With respect to the second factor, the Court may "peek at the merits to avoid raising false hopes and wasting judicial resources that would result from transferring a case which is clearly doomed." Haugh , 210 F.3d at 1150 (internal quotation marks omitted). It does not appear from the record before the Court that Plaintiff's action is "clearly doomed." This factor, then, weighs in favor of transfer.
With respect to the third factor, there is at least some argument that Plaintiff should have known that jurisdiction was not proper. Indeed, Defendant Soto does not personally conduct business or reside in Oklahoma, nothing in the Amended Complaint suggests that Defendant Soto was aware that Draft2Digital was located in Oklahoma, and the direct injury occurred primarily against a corporation organized in England.
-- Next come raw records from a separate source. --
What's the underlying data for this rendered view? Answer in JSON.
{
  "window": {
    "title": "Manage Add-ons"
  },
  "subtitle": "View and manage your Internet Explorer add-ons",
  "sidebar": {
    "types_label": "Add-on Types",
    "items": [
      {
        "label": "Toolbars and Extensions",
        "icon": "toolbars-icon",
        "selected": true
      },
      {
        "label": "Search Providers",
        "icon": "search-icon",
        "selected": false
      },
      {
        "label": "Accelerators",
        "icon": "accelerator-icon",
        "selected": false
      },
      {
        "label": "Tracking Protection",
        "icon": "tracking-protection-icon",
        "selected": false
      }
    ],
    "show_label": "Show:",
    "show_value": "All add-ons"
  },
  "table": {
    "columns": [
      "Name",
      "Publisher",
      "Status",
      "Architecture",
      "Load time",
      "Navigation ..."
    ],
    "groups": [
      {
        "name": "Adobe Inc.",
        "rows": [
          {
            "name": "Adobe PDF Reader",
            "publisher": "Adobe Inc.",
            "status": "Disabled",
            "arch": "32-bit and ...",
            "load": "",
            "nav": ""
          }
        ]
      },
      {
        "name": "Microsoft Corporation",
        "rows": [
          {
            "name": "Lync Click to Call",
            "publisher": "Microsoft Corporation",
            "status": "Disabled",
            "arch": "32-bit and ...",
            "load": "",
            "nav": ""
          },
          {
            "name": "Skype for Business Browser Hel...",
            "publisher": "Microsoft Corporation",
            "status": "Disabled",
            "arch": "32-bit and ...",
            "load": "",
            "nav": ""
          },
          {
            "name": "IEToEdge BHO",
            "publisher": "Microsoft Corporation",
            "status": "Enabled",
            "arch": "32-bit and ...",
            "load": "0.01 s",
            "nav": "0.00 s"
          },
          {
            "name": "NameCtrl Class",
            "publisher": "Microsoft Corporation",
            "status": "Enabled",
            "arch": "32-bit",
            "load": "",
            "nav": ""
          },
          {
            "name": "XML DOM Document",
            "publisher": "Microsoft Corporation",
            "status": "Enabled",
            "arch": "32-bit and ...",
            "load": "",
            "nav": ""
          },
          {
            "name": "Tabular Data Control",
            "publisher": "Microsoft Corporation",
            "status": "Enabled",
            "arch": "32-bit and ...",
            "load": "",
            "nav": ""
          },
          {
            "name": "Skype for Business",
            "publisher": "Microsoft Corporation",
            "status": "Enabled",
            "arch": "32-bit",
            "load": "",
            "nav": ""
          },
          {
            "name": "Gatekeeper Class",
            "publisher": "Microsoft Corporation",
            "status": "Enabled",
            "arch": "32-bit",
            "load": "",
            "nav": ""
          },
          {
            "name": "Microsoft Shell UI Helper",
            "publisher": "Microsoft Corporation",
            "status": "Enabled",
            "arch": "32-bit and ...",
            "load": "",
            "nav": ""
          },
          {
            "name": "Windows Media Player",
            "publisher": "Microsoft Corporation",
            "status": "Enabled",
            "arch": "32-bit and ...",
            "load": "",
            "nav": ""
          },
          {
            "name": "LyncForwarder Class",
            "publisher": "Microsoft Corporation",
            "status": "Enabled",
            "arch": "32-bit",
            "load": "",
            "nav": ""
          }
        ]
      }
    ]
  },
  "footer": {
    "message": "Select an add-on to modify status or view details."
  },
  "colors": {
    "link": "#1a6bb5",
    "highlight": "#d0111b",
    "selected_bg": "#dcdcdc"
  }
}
As such, this factor weighs slightly toward dismissal.
Accordingly, the Court finds that the interests of justice do not favor transfer of the case under § 1631 over dismissal of the claims against Defendant Soto.
CONCLUSION
For the foregoing reasons, it is hereby ORDERED that Defendant Soto's Motion to Dismiss (Doc. No. 18) is GRANTED. The claims against Defendant Soto are dismissed without prejudice for lack of personal jurisdiction.
IT IS SO ORDERED this 13th day of February, 2019.
Defendant Rachelle Soto writes under the professional pseudonym "Addison Cain." Am. Compl. ¶ 11.
The DMCA provides that
[a] service provider shall not be liable ... for infringement of copyright ... if the service provider-
...
(C) upon notification of claimed infringement ..., responds expeditiously to remove, or disable access to, the material that is claimed to be infringing or to be the subject of infringing activity.
17 U.S.C. § 512(c)(1)(C).
Though some circuit courts have found that § 1631 applies only to defects in subject-matter jurisdiction, the Tenth Circuit has construed § 1631 as authorizing transfer based on the transferor court's lack of subject-matter jurisdiction or of personal jurisdiction over a party. See Fed. Deposit Ins. Corp. v. McGlamery , 74 F.3d 218, 220 (10th Cir. 1996).